The social stigma associated with defaulting on a mortgage seems to be disappearing as the nation's housing crisis escalates. More homeowners are choosing to freely walk-away from their homes as the values plummet. Traditionally there's been a social stigma tied to homeowners who default on mortgages, but as home values decrease as a result of Wall Street and mortgage lenders creative financing that acted to manipulate home prices to new all time highs, the stigma that ached at the heart of the foreclosure crisis is eroding.
Many home owners are choosing to leave their homes to foreclosure instead of paying higher mortgages on adjustable rate loans where they have no equity. And because the problems are so wide-spread; almost everyone knows someone who has been foreclosed and the stigma that used to accompany that dilemma has now turned to sympathy and understanding. If anything, people tend to assign the role of victim to the unfortunate foreclosed homeowners and lay all of the blame on the “mortgage loan sharks” involved.
While it isn’t right and may even be illegal, this trend also gave birth to the “buy and bail” phenomenon that I reported on earlier in the year. In those case, homeowners who can see that they will be in foreclosure soon are using their good credit, before the foreclosure, to obtain a mortgage to buy a second house (most often small and of less value), by claiming that it is a vacation home or rental property. Then they just walk away from their primary home when it is foreclosed.
Susan Wachter, professor of real estate and finance at Wharton School of Business, says the depth of this crisis shows social attitudes are changing. "This is the kind of conversation that's going on at cocktail parties, at swimming pools," Wachter said. "And suddenly this option, which was truly unthinkable in the past, becomes thinkable." Studies have not yet been conducted on walk-aways, but the country's major mortgage lenders and banks acknowledge that walk-a-ways are an increasing part of the foreclosure crisis.
As a result, personal bankruptcy filings are increasing in the majority of states. Home prices in many of the nation's harshest hit markets have deflated as much as 60% on average in California, Florida, Michigan, Ohio and other pockets scattered across the country from the markets peak. Some 3-million more homes are forecast by Housing Predictor to be foreclosed through 2011 due to the crisis.
There are consequences to walking away from a mortgage and allowing the bank to foreclosure. Foreclosures remain on credit reports for 10 years, but with the re-establishment of good credit in other areas many have been able to obtain a mortgage again as soon as three years after a foreclosure. However, mortgage experts warn that may not be the case in the future considering changes in federal lending laws, which are expected to experience sweeping changes affecting the entire mortgage system. The recent collapses of Fannie Mae and Freddie Mac and the resulting Federal takeovers have just served to increase the need for changes to the system that will likely result in it becoming much harder to obtain a mortgage.
But for now the question remains, is it OK to just walk away from your mortgage obligation? Should everyone just nod knowingly and say, “Well, it could happen to anyone, what’s a person to do?” are we going to be satisfied by that hack phrase “It is what it is”, or should we push back and state, “No, it is what you made it to be.” Where would we draw the line? If that displaced homeowner reacted to being foreclosed and evicted by robbing a bank to get the money to pay off the loan, would we say “Well, you do what you have to do?” I think not.

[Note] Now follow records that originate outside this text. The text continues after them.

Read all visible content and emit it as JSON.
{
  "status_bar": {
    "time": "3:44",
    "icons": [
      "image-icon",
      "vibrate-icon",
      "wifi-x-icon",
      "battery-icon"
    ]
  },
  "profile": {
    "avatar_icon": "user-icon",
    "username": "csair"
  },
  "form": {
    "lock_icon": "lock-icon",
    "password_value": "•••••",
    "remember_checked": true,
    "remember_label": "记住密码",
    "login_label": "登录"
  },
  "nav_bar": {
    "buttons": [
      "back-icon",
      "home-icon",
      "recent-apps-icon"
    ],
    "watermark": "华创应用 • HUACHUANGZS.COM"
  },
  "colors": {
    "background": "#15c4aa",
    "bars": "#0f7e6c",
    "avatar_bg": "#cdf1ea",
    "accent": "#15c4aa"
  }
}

I know several people who are going through this personal financial mess. The ones that I know are good people who didn’t get greedy or take out toxic loans on their homes. They’re just average working Joes who had a bad break turn their lives upside down – a divorce here or a layoff there or a prolonged illness without medical insurance. It often doesn’t take more than that to start the foreclosure ball rolling. Once it gains momentum, most people find themselves unable to catch up, unable to cope and unable to stop the foreclosure process.
So, is there a stigma attached for them. You betcha! If nowhere else, it’s in the hearts of the foreclosed. It hurts to go through the loss of your home. But, do I think less of the one that I know as a result? No, they all tried as best that they could to find a way to keep up with the payment or to arrange a workout with the banks involved. There just isn’t enough interest or emphasis on the part of the banks to work with the beleaguered homeowner to restructure a bad loan situation in order to save a customer and homeowner from falling into foreclosure. I’ve tried to help more than one get in touch with their banks to see if a short sale or a restructuring could be worked out. All were told that there was nothing that the banks could do until the homeowner is delinquent on the loan. By then it’s often too late.

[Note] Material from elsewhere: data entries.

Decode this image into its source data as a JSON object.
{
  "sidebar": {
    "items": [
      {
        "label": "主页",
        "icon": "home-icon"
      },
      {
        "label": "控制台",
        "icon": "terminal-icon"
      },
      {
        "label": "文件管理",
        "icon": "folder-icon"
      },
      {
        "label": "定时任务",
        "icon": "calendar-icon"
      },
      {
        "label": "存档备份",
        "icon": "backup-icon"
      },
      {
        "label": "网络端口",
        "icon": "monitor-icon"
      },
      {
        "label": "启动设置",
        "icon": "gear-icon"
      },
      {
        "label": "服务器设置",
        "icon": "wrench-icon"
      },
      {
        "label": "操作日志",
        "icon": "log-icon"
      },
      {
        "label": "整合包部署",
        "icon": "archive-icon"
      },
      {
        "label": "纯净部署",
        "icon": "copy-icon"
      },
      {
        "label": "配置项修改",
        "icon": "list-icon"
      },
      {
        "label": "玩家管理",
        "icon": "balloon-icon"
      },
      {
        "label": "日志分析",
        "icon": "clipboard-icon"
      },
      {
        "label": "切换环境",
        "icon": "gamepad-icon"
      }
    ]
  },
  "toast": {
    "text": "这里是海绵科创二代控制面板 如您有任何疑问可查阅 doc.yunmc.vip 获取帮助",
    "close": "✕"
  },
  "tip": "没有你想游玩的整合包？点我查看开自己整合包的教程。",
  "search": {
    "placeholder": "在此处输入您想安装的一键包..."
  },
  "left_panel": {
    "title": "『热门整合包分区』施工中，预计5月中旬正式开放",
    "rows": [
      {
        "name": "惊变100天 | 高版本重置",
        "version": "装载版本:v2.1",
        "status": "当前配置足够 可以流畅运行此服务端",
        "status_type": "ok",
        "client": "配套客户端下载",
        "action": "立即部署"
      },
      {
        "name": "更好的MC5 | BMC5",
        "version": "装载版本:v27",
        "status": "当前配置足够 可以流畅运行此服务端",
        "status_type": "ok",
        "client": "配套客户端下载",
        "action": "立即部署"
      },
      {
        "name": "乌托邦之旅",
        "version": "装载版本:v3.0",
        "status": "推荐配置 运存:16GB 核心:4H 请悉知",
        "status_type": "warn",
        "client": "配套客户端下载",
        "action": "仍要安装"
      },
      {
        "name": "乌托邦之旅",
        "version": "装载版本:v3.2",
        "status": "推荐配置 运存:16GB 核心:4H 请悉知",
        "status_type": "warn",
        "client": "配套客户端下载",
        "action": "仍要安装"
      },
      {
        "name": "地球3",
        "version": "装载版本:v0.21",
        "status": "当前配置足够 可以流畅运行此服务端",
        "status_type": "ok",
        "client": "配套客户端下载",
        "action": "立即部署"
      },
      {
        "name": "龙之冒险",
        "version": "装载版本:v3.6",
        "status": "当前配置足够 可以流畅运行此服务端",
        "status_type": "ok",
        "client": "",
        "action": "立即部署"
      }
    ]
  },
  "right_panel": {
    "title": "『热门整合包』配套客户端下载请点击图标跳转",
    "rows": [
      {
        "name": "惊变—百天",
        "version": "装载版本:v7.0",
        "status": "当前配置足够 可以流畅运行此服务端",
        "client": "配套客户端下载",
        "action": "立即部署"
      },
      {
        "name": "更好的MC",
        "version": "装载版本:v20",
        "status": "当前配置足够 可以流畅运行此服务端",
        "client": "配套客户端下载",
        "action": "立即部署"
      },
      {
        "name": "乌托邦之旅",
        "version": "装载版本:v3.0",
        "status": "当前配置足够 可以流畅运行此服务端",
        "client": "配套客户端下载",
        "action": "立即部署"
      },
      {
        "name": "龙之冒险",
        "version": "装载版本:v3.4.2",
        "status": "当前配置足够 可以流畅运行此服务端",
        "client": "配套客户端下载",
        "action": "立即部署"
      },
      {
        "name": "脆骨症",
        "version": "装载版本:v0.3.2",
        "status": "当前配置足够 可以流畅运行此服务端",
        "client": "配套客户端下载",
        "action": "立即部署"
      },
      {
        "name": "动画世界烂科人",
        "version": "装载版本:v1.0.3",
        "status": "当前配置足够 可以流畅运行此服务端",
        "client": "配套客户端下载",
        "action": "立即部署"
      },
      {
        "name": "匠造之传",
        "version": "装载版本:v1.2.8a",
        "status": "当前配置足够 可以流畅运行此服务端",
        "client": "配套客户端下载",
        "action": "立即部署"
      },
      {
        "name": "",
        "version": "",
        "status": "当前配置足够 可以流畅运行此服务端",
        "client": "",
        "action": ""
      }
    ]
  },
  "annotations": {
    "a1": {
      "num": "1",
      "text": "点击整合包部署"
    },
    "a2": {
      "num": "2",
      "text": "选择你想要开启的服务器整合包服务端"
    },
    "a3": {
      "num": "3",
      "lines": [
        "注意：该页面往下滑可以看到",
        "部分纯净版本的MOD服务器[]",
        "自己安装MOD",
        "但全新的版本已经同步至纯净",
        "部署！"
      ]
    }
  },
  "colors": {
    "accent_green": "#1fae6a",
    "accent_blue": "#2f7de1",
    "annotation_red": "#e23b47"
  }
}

Are our mores changing to accommodate this crisis and remove the stigma involved? I don’t think so. We are, as always, a forgiving people and a people who truly would try to help a neighbor or friend or relative, if we could. We are more likely to be concerned about where the neighbor who got foreclosed is going to go, or what he’s going to do now; than to waste time looking down our noses and going “Tsk-tsk, you know I always knew that he was a deadbeat.” That’s not the American way. Our mores and values aren't changing, and I'd add that it is those values that will get us all through this mess. The good honest people who've been swept up in this maelstrom will bounce back eventually and the few bad apples who have taken advantage of things (on either side of the mortgage) will get their comeuppance someday. That's the American way.